When I became pregnant I had had an expectation that I would have a ‘normal’ pregnancy, a ‘normal’ birth and a ‘normal’ child just like me. When life didn’t turn out like that it was a shock, I felt cheated and disillusioned. But I told myself we would be fine and we would have to get on it. Finding the piece of writing ‘Trip to Amsterdam” really helped; our journey might have changed direction, but we were still on a journey to having a family and we would enjoy it.
Whilst in SCBU a health visitor came to see me and told me of another baby that had been born a month earlier with Down Syndrome and she put me in touch with the mother. We are still friends and see each other most weeks. Finding other families in the same boat has been supportive and empowering.
We eventually left hospital when Alex was able to take enough oxygen on board to survive, this was a difficult task thanks to that hole in his heart. And at ten weeks old he was called for open heart surgery. It is miraculous that a surgeon is able to operate on such a tiny heart and make such a profound difference. The ten days in hospital dragged with small improvements and disheartening setbacks, but finally we were home and we suddenly had a thriving baby rather than a surviving one. On one of our regular post-op check-ups, one of the nurses weighing Alex said ‘just what he needed – a bit of heart surgery’. And it was, he gained weight, started growing and hasn’t stopped yet.
Life is different living with a child with Down Syndrome, but not in a negative way. Raising a child is hard work, any child. A child with Down Syndrome needs you to have an extra dose of patience and tenacity, but these are not bad talents to hone. Your whole family will benefit; your other children, your friends and extended family will all become more understanding, empathetic, good people. Not a bad legacy.
A child with Down Syndrome will bring a deeper level of appreciation and joy to your life. You will see the best in people and places, you will take your time to savour new experiences and see them in an entirely different light, your eyes will open, as if for the first time, to the joy in everyday experiences.

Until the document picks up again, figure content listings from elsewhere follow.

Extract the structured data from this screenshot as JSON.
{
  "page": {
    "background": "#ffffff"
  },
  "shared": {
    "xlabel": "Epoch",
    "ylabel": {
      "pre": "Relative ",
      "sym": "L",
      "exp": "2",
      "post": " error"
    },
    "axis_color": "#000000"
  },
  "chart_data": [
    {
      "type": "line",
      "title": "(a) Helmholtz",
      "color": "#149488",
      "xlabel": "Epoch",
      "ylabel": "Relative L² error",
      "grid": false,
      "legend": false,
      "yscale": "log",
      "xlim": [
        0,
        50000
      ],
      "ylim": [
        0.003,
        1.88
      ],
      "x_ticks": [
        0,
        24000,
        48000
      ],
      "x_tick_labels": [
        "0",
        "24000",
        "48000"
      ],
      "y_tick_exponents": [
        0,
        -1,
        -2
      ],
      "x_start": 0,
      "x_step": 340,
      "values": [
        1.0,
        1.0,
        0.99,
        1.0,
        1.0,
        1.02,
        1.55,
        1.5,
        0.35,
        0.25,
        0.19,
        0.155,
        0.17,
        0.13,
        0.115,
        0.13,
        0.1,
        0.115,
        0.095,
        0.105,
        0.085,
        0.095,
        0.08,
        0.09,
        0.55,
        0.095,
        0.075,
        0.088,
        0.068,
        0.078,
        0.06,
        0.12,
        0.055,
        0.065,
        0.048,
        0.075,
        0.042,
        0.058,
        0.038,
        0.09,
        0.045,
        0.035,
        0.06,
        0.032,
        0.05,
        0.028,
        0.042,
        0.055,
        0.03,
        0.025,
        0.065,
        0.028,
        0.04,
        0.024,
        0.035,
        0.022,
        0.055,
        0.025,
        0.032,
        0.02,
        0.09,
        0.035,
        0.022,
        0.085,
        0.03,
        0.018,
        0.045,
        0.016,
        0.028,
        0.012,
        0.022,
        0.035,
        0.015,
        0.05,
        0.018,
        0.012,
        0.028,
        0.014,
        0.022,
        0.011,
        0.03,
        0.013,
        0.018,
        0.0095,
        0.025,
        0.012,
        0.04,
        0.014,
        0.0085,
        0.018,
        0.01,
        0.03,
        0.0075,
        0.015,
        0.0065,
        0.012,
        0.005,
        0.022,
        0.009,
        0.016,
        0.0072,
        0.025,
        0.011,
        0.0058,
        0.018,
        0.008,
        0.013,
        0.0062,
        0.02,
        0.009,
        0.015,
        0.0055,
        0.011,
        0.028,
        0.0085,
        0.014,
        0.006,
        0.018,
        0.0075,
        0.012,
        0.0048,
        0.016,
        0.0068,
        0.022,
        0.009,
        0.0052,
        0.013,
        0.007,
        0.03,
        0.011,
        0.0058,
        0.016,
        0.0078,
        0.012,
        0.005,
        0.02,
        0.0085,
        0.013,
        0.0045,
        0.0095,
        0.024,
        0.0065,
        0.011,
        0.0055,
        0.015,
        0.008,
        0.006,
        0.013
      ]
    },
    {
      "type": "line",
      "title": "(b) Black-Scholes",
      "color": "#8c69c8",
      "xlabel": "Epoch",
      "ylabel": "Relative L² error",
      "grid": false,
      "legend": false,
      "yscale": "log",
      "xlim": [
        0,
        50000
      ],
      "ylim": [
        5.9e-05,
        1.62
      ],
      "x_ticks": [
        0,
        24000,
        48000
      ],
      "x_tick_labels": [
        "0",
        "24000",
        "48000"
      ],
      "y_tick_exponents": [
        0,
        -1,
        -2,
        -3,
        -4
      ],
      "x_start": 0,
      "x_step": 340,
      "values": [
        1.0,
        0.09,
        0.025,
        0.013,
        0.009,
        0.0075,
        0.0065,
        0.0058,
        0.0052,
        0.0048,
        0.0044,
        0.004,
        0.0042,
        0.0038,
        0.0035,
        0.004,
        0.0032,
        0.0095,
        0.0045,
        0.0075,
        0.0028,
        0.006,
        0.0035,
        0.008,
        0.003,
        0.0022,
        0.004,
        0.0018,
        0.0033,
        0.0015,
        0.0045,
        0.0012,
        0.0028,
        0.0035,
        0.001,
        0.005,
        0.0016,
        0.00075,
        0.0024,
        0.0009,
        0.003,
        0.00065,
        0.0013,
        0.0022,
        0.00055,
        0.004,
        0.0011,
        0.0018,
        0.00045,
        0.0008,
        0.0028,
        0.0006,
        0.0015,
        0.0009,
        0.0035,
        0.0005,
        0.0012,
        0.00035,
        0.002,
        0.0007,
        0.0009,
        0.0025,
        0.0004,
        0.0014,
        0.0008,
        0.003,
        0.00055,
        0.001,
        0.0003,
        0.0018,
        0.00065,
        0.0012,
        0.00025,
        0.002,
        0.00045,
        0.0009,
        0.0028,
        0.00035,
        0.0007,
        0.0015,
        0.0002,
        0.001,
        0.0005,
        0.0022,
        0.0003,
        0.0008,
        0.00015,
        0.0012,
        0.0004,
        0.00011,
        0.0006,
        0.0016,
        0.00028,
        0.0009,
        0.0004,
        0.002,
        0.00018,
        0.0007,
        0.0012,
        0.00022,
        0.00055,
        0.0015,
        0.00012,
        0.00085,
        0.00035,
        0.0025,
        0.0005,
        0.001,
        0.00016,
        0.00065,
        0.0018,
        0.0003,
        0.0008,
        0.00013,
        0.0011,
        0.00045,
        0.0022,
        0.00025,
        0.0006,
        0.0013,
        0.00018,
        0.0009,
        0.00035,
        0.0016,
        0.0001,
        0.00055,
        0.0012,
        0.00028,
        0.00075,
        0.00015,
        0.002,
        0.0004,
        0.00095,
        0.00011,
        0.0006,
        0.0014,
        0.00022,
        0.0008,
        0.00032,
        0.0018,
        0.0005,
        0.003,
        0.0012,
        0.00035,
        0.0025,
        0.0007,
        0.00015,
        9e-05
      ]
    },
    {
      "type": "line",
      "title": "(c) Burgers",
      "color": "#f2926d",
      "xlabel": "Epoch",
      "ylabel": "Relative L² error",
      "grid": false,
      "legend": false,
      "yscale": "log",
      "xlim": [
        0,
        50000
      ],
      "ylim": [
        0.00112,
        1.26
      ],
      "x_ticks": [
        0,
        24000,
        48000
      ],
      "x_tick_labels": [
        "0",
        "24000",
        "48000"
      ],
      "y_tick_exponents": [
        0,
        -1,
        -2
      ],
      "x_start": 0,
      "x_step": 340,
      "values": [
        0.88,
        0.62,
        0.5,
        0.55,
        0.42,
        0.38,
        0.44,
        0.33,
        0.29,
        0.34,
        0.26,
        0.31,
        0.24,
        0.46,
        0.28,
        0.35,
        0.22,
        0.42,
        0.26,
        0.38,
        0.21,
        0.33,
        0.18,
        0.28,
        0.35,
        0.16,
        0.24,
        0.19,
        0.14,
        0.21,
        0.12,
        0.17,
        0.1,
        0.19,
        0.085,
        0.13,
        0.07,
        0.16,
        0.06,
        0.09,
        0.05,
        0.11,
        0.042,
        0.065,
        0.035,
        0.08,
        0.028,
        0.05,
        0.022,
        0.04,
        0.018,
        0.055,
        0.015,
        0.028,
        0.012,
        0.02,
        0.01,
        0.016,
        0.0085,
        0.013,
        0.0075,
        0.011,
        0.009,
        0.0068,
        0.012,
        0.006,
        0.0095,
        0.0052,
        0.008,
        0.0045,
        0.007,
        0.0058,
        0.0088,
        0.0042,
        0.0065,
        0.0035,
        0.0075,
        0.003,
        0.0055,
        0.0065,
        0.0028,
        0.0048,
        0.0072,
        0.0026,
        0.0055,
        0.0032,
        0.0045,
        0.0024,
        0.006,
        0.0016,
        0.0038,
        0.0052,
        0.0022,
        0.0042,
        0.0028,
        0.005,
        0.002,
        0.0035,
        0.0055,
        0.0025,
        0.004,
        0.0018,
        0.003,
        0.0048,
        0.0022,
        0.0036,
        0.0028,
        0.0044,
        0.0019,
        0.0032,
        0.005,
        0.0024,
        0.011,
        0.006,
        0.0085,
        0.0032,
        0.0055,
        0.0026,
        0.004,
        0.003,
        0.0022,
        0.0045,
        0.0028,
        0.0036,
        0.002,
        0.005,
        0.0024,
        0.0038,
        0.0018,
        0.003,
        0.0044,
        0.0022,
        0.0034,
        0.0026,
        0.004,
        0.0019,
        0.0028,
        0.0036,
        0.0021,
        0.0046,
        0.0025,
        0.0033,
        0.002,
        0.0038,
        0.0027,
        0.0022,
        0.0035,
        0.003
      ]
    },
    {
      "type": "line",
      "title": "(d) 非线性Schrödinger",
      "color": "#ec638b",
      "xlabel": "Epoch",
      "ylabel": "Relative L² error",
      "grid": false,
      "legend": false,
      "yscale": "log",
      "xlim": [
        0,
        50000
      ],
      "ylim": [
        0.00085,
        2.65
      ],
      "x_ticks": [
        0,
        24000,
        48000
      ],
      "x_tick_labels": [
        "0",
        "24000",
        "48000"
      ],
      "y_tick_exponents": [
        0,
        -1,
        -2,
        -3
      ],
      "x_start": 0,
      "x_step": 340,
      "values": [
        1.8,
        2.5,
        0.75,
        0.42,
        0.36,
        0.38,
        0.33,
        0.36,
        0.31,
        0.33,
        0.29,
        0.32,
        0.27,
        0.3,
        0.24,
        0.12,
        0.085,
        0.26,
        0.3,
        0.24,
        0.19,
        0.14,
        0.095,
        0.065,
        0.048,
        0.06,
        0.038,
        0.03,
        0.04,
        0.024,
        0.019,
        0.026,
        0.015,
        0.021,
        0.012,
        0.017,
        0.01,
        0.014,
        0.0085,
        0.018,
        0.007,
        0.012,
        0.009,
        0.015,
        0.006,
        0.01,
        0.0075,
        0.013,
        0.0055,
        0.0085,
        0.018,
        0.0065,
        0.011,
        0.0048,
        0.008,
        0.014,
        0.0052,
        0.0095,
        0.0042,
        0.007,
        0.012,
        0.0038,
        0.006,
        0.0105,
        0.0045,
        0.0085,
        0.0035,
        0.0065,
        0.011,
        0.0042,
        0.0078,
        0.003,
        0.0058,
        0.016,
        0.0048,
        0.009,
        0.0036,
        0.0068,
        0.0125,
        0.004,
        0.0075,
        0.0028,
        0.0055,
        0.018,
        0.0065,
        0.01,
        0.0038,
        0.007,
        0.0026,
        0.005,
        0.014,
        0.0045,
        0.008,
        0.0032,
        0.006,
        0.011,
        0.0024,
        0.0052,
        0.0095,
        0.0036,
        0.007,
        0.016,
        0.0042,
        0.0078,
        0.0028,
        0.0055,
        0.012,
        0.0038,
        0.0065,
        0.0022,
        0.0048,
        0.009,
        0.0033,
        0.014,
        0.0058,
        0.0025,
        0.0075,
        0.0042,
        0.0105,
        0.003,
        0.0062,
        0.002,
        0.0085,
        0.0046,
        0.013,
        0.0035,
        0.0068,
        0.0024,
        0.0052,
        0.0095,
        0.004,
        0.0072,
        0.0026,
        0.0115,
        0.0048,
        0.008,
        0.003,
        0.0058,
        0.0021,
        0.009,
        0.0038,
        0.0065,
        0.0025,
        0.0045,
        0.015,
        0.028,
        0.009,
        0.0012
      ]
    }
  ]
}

Alex is now at Secondary School with his mates and his brothers, I have just had a congratulatory email from school that he has earned 6 achievement points in his first week in Year 8, he is almost fully included in the standard curriculum. He rides a trike and a pony, he loves camping and flying, he is a joy to take travelling and opens more doors and generates more smiles than we would see without him. Alex is not disabled, he is different.
Life is not as I imagined it would be, but it was never likely to be. We love all our children and they all have different skills and weaknesses, life is not the same after you have kids, it is better and more fulfilling, with or without Down Syndrome.